Favori belgeselimi ise en sona sakladım. “Cinema Komunisto / Komünist Sinema”. Yönetmenliğini Mila Turajlic’in üstlendiği bu belgesel, seyircisine eski film kayıtlarının ne denli yok edildiğini ve bu tarz belgesellerin kayıpların belkemiğini oluşturduğunu gösteriyor. Sırbistan doğumlu olan Turajlic, Siyaset ve Uluslararası İlişkilerin yanı sıra Film ve TV Prodüksiyonu bölümlerini bitirdi. Okuduğu bölümlerden de belgeselinin ne kadar bağdaşıp, ince bir çizgi kurduğunu görmek mümkün. Siyasi faaliyetlerden ve beyin öldüren akademik çalışmalardan uzaklaşmaya çalışan Turaljic, sanatın siyasetten daha devrimci olduğu inancıyla film yapımına yöneldi. Belki de “Komünist Sinema”ya giden kapı bu yolda açılmıştır. Komünist Sinema, bizi, Tito’nun film endüstrisinin dağılan kalıntıları üzerinden, Yugoslavya denilen sinemasal yanılsamanın yükselişi ve çöküşünü inceleyen bir yolculuğa çıkartıyor. Belgesel, unutulmuş düzinelerce Yugoslav filminden alınmış nadir arşiv görüntülerinin yanı sıra, Tito’ya yapılmış özel gösterimlerden ve film setlerinden bugüne değin hiç görülmemiş arşiv görüntülerini kullanarak bir ülkenin öyküsünü, perdede söylenenler ve perde arkasında gizlenmişlerle, yeniden canlandırıyor. Richard Burton, Sophia Loren ve Orson Welles gibi yıldız oyuncular, devlet tarafından finanse edilen süper prodüksiyonlardaki bu ulusal çabaya cazibe katıyorlar. Tito’ya 30 yıl boyunca her gece filmler gösteren kişisel makinisti, Tito’nun en sevdiği film yönetmeni, Partizan filmlerinin en ünlü aktörü ve merkezi film stüdyolarının gizli polisle bağlantılı patronu… bunların hepsi Yugoslavya tarihinin beyazperdede nasıl inşa edildiğinin öyküsünü anlatıyorlar. Yönetmenin söylediğine göre Tito’nun makinisti daha önce hiçbir yerde ne röportaj ne buna benzer girişimlerde bulunmuş. Pek tabii,  belgesel çekim süresince onu ikna etmek de oldukça zorlu olmuş.

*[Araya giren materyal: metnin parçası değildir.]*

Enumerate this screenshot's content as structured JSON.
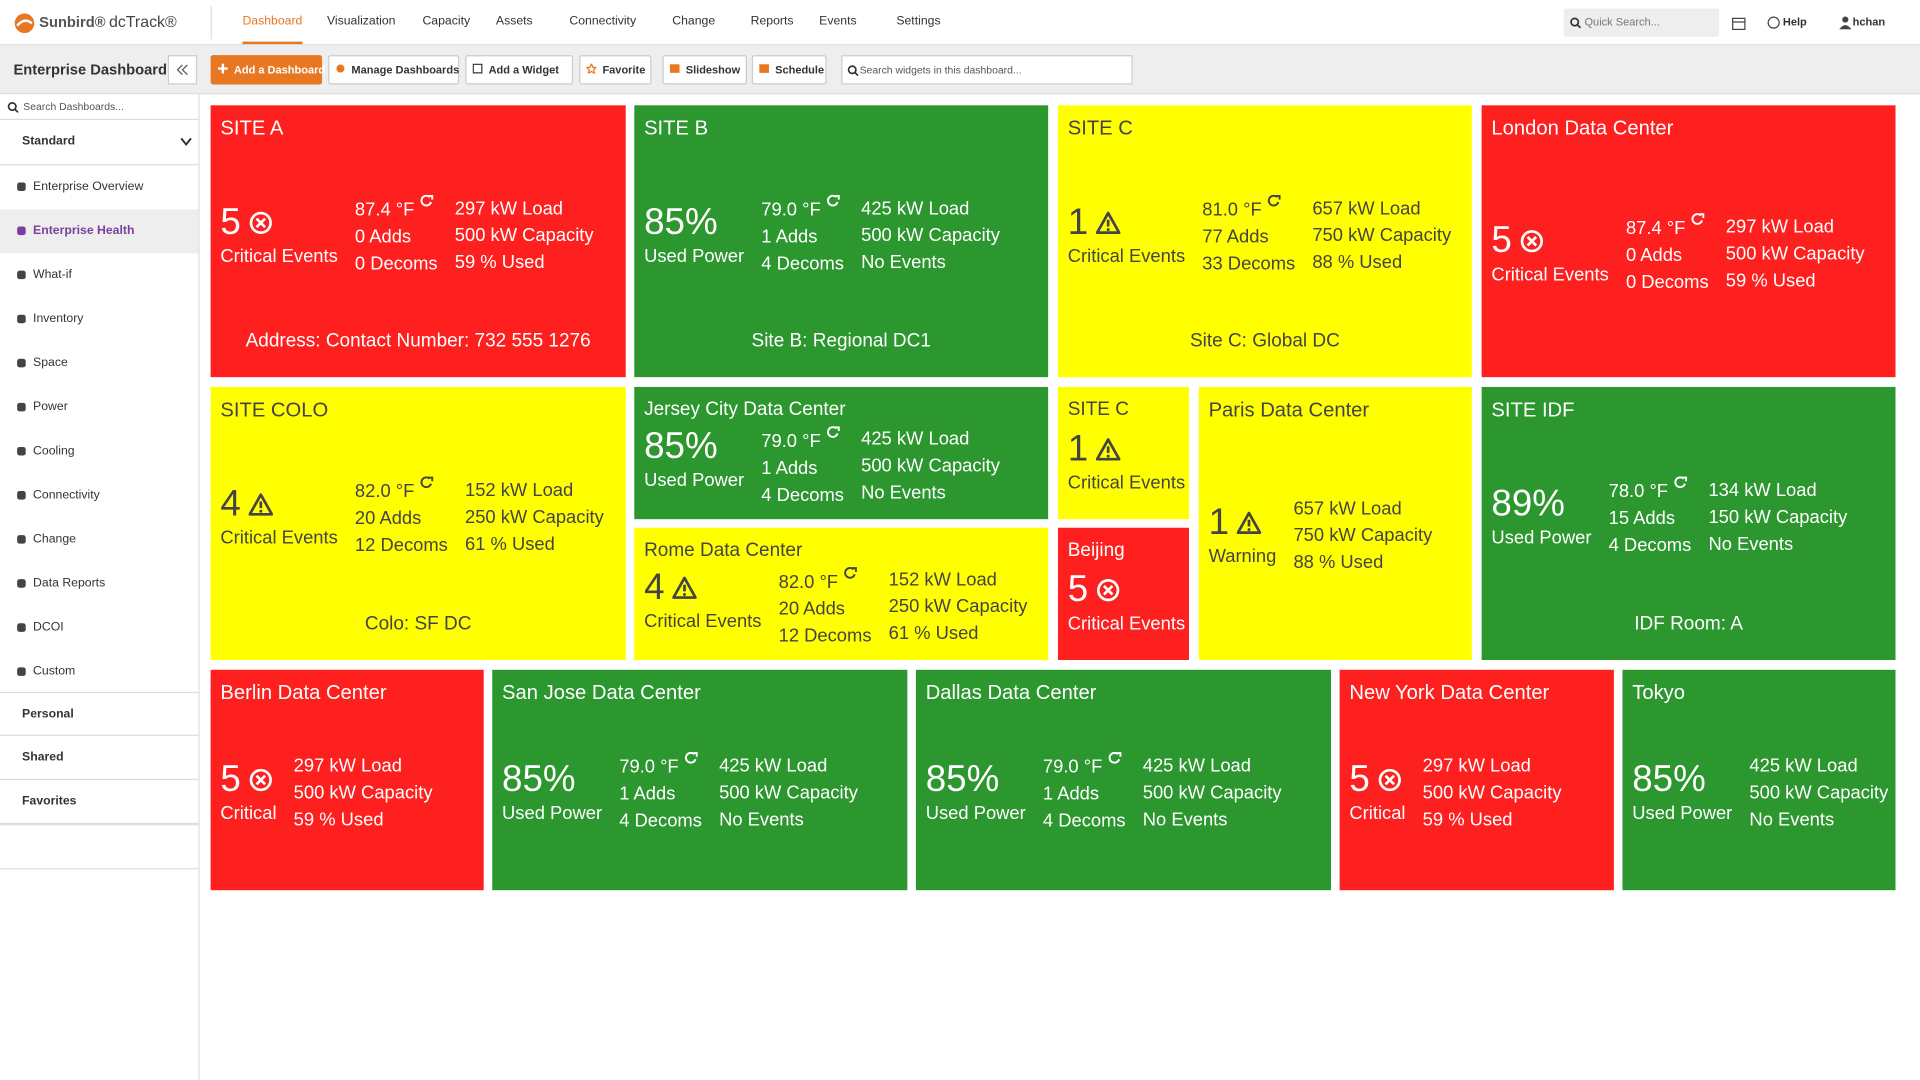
{
  "nav": {
    "brand": "Sunbird®",
    "product": "dcTrack®",
    "items": [
      "Dashboard",
      "Visualization",
      "Capacity",
      "Assets",
      "Connectivity",
      "Change",
      "Reports",
      "Events",
      "Settings"
    ],
    "active_index": 0,
    "search": "Quick Search...",
    "help": "Help",
    "user": "hchan"
  },
  "toolbar": {
    "title": "Enterprise Dashboard",
    "buttons": [
      "Add a Dashboard",
      "Manage Dashboards",
      "Add a Widget",
      "Favorite",
      "Slideshow",
      "Schedule"
    ],
    "search": "Search widgets in this dashboard..."
  },
  "sidebar": {
    "search": "Search Dashboards...",
    "section": "Standard",
    "items": [
      "Enterprise Overview",
      "Enterprise Health",
      "What-if",
      "Inventory",
      "Space",
      "Power",
      "Cooling",
      "Connectivity",
      "Change",
      "Data Reports",
      "DCOI",
      "Custom"
    ],
    "active_index": 1,
    "groups": [
      "Personal",
      "Shared",
      "Favorites"
    ]
  },
  "widgets": [
    {
      "title": "SITE A",
      "color": "#fe1f1f",
      "text_color": "#ffffff",
      "value": "5",
      "icon": "error",
      "label": "Critical Events",
      "temp_icon": true,
      "columns": [
        [
          "87.4 °F",
          "0 Adds",
          "0 Decoms"
        ],
        [
          "297 kW Load",
          "500 kW Capacity",
          "59 % Used"
        ]
      ],
      "footer": "Address: Contact Number: 732 555 1276"
    },
    {
      "title": "SITE B",
      "color": "#2c962f",
      "text_color": "#ffffff",
      "value": "85%",
      "label": "Used Power",
      "temp_icon": true,
      "columns": [
        [
          "79.0 °F",
          "1 Adds",
          "4 Decoms"
        ],
        [
          "425 kW Load",
          "500 kW Capacity",
          "No Events"
        ]
      ],
      "footer": "Site B: Regional DC1"
    },
    {
      "title": "SITE C",
      "color": "#ffff00",
      "text_color": "#444444",
      "value": "1",
      "icon": "warning",
      "label": "Critical Events",
      "temp_icon": true,
      "columns": [
        [
          "81.0 °F",
          "77 Adds",
          "33 Decoms"
        ],
        [
          "657 kW Load",
          "750 kW Capacity",
          "88 % Used"
        ]
      ],
      "footer": "Site C: Global DC"
    },
    {
      "title": "London Data Center",
      "color": "#fe1f1f",
      "text_color": "#ffffff",
      "value": "5",
      "icon": "error",
      "label": "Critical Events",
      "temp_icon": true,
      "columns": [
        [
          "87.4 °F",
          "0 Adds",
          "0 Decoms"
        ],
        [
          "297 kW Load",
          "500 kW Capacity",
          "59 % Used"
        ]
      ]
    },
    {
      "title": "SITE COLO",
      "color": "#ffff00",
      "text_color": "#444444",
      "value": "4",
      "icon": "warning",
      "label": "Critical Events",
      "temp_icon": true,
      "columns": [
        [
          "82.0 °F",
          "20 Adds",
          "12 Decoms"
        ],
        [
          "152 kW Load",
          "250 kW Capacity",
          "61 % Used"
        ]
      ],
      "footer": "Colo: SF DC"
    },
    {
      "title": "Jersey City Data Center",
      "color": "#2c962f",
      "text_color": "#ffffff",
      "value": "85%",
      "label": "Used Power",
      "temp_icon": true,
      "columns": [
        [
          "79.0 °F",
          "1 Adds",
          "4 Decoms"
        ],
        [
          "425 kW Load",
          "500 kW Capacity",
          "No Events"
        ]
      ]
    },
    {
      "title": "Rome Data Center",
      "color": "#ffff00",
      "text_color": "#444444",
      "value": "4",
      "icon": "warning",
      "label": "Critical Events",
      "temp_icon": true,
      "columns": [
        [
          "82.0 °F",
          "20 Adds",
          "12 Decoms"
        ],
        [
          "152 kW Load",
          "250 kW Capacity",
          "61 % Used"
        ]
      ]
    },
    {
      "title": "SITE C",
      "color": "#ffff00",
      "text_color": "#444444",
      "value": "1",
      "icon": "warning",
      "label": "Critical Events"
    },
    {
      "title": "Beijing",
      "color": "#fe1f1f",
      "text_color": "#ffffff",
      "value": "5",
      "icon": "error",
      "label": "Critical Events"
    },
    {
      "title": "Paris Data Center",
      "color": "#ffff00",
      "text_color": "#444444",
      "value": "1",
      "icon": "warning",
      "label": "Warning",
      "columns": [
        [
          "657 kW Load",
          "750 kW Capacity",
          "88 % Used"
        ]
      ]
    },
    {
      "title": "SITE IDF",
      "color": "#2c962f",
      "text_color": "#ffffff",
      "value": "89%",
      "label": "Used Power",
      "temp_icon": true,
      "columns": [
        [
          "78.0 °F",
          "15 Adds",
          "4 Decoms"
        ],
        [
          "134 kW Load",
          "150 kW Capacity",
          "No Events"
        ]
      ],
      "footer": "IDF Room: A"
    },
    {
      "title": "Berlin Data Center",
      "color": "#fe1f1f",
      "text_color": "#ffffff",
      "value": "5",
      "icon": "error",
      "label": "Critical",
      "columns": [
        [
          "297 kW Load",
          "500 kW Capacity",
          "59 % Used"
        ]
      ]
    },
    {
      "title": "San Jose Data Center",
      "color": "#2c962f",
      "text_color": "#ffffff",
      "value": "85%",
      "label": "Used Power",
      "temp_icon": true,
      "columns": [
        [
          "79.0 °F",
          "1 Adds",
          "4 Decoms"
        ],
        [
          "425 kW Load",
          "500 kW Capacity",
          "No Events"
        ]
      ]
    },
    {
      "title": "Dallas Data Center",
      "color": "#2c962f",
      "text_color": "#ffffff",
      "value": "85%",
      "label": "Used Power",
      "temp_icon": true,
      "columns": [
        [
          "79.0 °F",
          "1 Adds",
          "4 Decoms"
        ],
        [
          "425 kW Load",
          "500 kW Capacity",
          "No Events"
        ]
      ]
    },
    {
      "title": "New York Data Center",
      "color": "#fe1f1f",
      "text_color": "#ffffff",
      "value": "5",
      "icon": "error",
      "label": "Critical",
      "columns": [
        [
          "297 kW Load",
          "500 kW Capacity",
          "59 % Used"
        ]
      ]
    },
    {
      "title": "Tokyo",
      "color": "#2c962f",
      "text_color": "#ffffff",
      "value": "85%",
      "label": "Used Power",
      "columns": [
        [
          "425 kW Load",
          "500 kW Capacity",
          "No Events"
        ]
      ]
    }
  ]
}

İşte belgesellerle dolu geçen bir haftada 13 Mayıs 2013 akşamı TRT Tepebaşı Stüdyoları’nda, aynı zamanda televizyondan da canlı yayınlanmış olan Ödül Töreni, Gala Özel Programı ile son buldu. Koca bir yıla bedel olan bu bir hafta gerek biz belgesel severlerin önerileriyle gerek değerlendirmeleriyle, etkinliğe ışık tutuldu. Bir dahaki sene bu ışığın hiç sönmemesi dileğiyle, belgesel dolu yıllar dilerim.